Ses indications sont essentiellement le traitement des infections à virus varicelle-zona. Les posologies utilisées dans le traitement préventif (voie buccale) sont beaucoup plus faibles que celles qui sont utilisées en traitement curatif (voie parentérale en général). L’aciclovir est utilisé sous forme de crème pour traiter l’herpès labial. L’aciclovir n’a pas montré d’efficacité réelle dans le traitement de la mononucléose infectieuse due au virus Epstein-Barr.
Aciclovir |
ZOVIRAX* Cp 200 et 800 mg, Inj, Pommade, crème |
Le valaciclovir, constitué d’une molécule d’aciclovir estérifiée par la L-valine, a une biodisponibilité par voie orale nettement plus importante que celle de l’aciclovir. Après absorption, il est hydrolysé en aciclovir. Il est utilisé dans la prévention des douleurs associées au zona et la prévention des complications oculaires du zona ophtalmiqus. Pour être efficace le traitement doit être débuté dans les 72 heures qui suivent l’apparition de l’éruption.
Valaciclovir |
ZELITREX* Cp |
Le famciclovir s’administre par voie orale et est le précurseur du penciclovir, dérivé purique de structure proche de celle de l’aciclovir. Il s’utilise dans le traitement des infections à virus Herpes simplex et à virus du zona dont la prévention des complications du zona ophtalmique. Il agit après transformation en penciclovir triphosphate.
Famciclovir |
ORAVIR* Cp |
La trifluridine, ou 5-trifluorométhyl-2′-déoxyuridine, ou trifluorothymidine, inhibe, après sa transformation en trifluridine triphosphate, le DNA viral dans lequel elle s’incorpore. Elle est utilisée sous forme de collyre dans le traitement des atteintes oculaires herpétiques.
Trifluridine |
VIROPHTA* Collyre |
Le ganciclovir a une structure très proche de celle de l’aciclovir et, comme lui, est actif après sa métabolisation en dérivé triphosphate, mais il a une activité antivirale plus importante sur les cytomégalovirus qui constituent un sous-groupe de virus de type herpès. Il est utilisé pour traiter les diverses infections à cytomégalovirus, en particulier la rétinite qui s’observe chez les malades atteints de SIDA. Le ganciclovir existe sous des formes destinées à être administrées par voie générale, buccale et intraveineuse et par voie locale, oculaire.
Ganciclovir |
CYMÉVAN* Inj |
La forme orale a une biodisponibilité d’environ 6%, mais elle est augmentée jusqu’à environ 20% par la prise concomitante d’aliments.

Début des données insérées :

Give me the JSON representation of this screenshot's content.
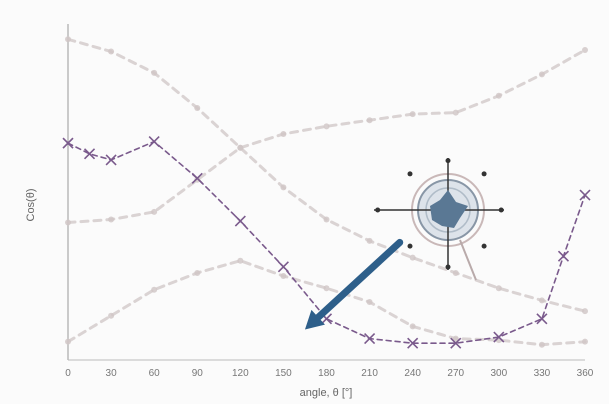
{
  "chart_data": {
    "type": "line",
    "title": "",
    "xlabel": "angle, θ [°]",
    "ylabel": "Cos(θ)",
    "xlim": [
      0,
      360
    ],
    "ylim": [
      -1.1,
      1.1
    ],
    "x_ticks": [
      0,
      30,
      60,
      90,
      120,
      150,
      180,
      210,
      240,
      270,
      300,
      330,
      360
    ],
    "grid": false,
    "legend": "none",
    "series": [
      {
        "marker": "x",
        "color": "#7a5a8c",
        "style": "dashed",
        "emphasis": "highlighted",
        "x": [
          0,
          15,
          30,
          60,
          90,
          120,
          150,
          180,
          210,
          240,
          270,
          300,
          330,
          345,
          360
        ],
        "y": [
          0.32,
          0.25,
          0.21,
          0.33,
          0.09,
          -0.19,
          -0.49,
          -0.83,
          -0.96,
          -0.99,
          -0.99,
          -0.95,
          -0.83,
          -0.42,
          -0.02
        ]
      },
      {
        "marker": "dot",
        "color": "#cfc6c6",
        "style": "dashed",
        "emphasis": "faded",
        "x": [
          0,
          30,
          60,
          90,
          120,
          150,
          180,
          210,
          240,
          270,
          300,
          330,
          360
        ],
        "y": [
          1.0,
          0.92,
          0.78,
          0.55,
          0.29,
          0.03,
          -0.18,
          -0.32,
          -0.43,
          -0.53,
          -0.63,
          -0.71,
          -0.78
        ]
      },
      {
        "marker": "dot",
        "color": "#cfc6c6",
        "style": "dashed",
        "emphasis": "faded",
        "x": [
          0,
          30,
          60,
          90,
          120,
          150,
          180,
          210,
          240,
          270,
          300,
          330,
          360
        ],
        "y": [
          -0.2,
          -0.18,
          -0.13,
          0.08,
          0.29,
          0.38,
          0.43,
          0.47,
          0.51,
          0.52,
          0.63,
          0.77,
          0.93
        ]
      },
      {
        "marker": "dot",
        "color": "#cfc6c6",
        "style": "dashed",
        "emphasis": "faded",
        "x": [
          0,
          30,
          60,
          90,
          120,
          150,
          180,
          210,
          240,
          270,
          300,
          330,
          360
        ],
        "y": [
          -0.98,
          -0.81,
          -0.64,
          -0.53,
          -0.45,
          -0.55,
          -0.63,
          -0.72,
          -0.88,
          -0.96,
          -0.97,
          -1.0,
          -0.98
        ]
      }
    ],
    "annotations": [
      {
        "type": "arrow",
        "color": "#2e5f8a",
        "from": [
          231,
          -0.33
        ],
        "to": [
          165,
          -0.9
        ]
      },
      {
        "type": "compass-widget",
        "color": "#5a7894"
      }
    ]
  }
}
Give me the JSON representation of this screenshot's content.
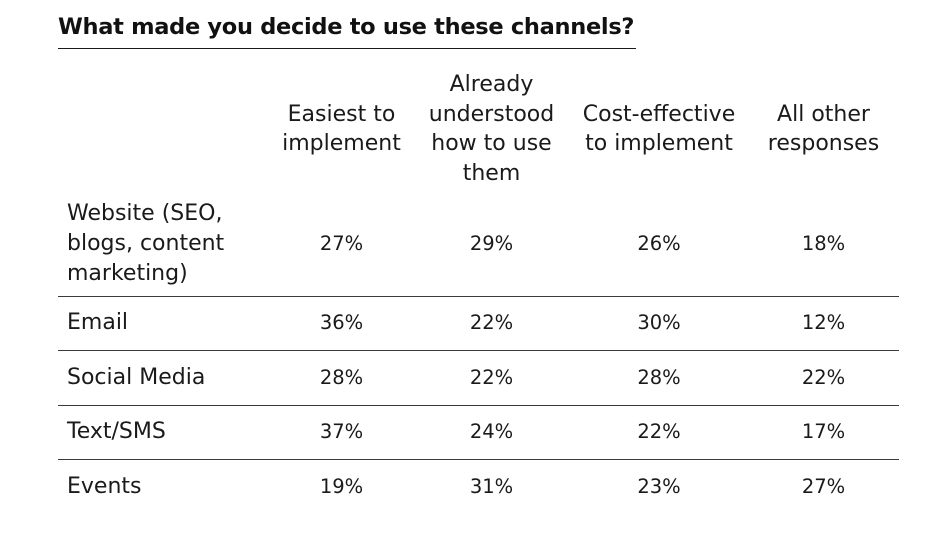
{
  "chart_data": {
    "type": "table",
    "title": "What made you decide to use these channels?",
    "columns": [
      "Easiest to implement",
      "Already understood how to use them",
      "Cost-effective to implement",
      "All other responses"
    ],
    "rows": [
      {
        "label": "Website (SEO, blogs, content marketing)",
        "values": [
          "27%",
          "29%",
          "26%",
          "18%"
        ]
      },
      {
        "label": "Email",
        "values": [
          "36%",
          "22%",
          "30%",
          "12%"
        ]
      },
      {
        "label": "Social Media",
        "values": [
          "28%",
          "22%",
          "28%",
          "22%"
        ]
      },
      {
        "label": "Text/SMS",
        "values": [
          "37%",
          "24%",
          "22%",
          "17%"
        ]
      },
      {
        "label": "Events",
        "values": [
          "19%",
          "31%",
          "23%",
          "27%"
        ]
      }
    ]
  }
}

La toxicité hématologique du ganciclovir en administration par voie générale est importante et se traduit chez environ un tiers des malades traités par une neutropénie ou une thrombopénie. Il est tératogène. Utilisé par voie intraveineuse, il pourrait entraîner chez l’homme et chez la femme une stérilité temporaire ou même définitive.
Il existe une présentation ophtalmique destinée au traitement de la kératite herpétique superficielle et une présentation implant oculaire destinée au traitement local de la rétinite à cytomégalovirus des malades infectés par le VIH. La mise en place de cet implant nécessite une intervention chirurgicale.
Ganciclovir |
VIRGAN* Gel ophtalmique |
Le valganciclovir est métabolisé dans l’organisme en ganciclovir. Il a une biodisponibilité par voie orale d’environ 60 %, 10 fois plus élevée que celle du ganciclovir.
Valganciclovir |
ROVALCYTE* Cp, Sol buv |
Le cidofovir est un analogue de la cytidine, actif après phosphorylation contre les souches de cytomégalovirus humain résistant au ganciclovir. Il est prescrit dans le traitement de la rétinite à cytomégalovirus chez les immunodéficients.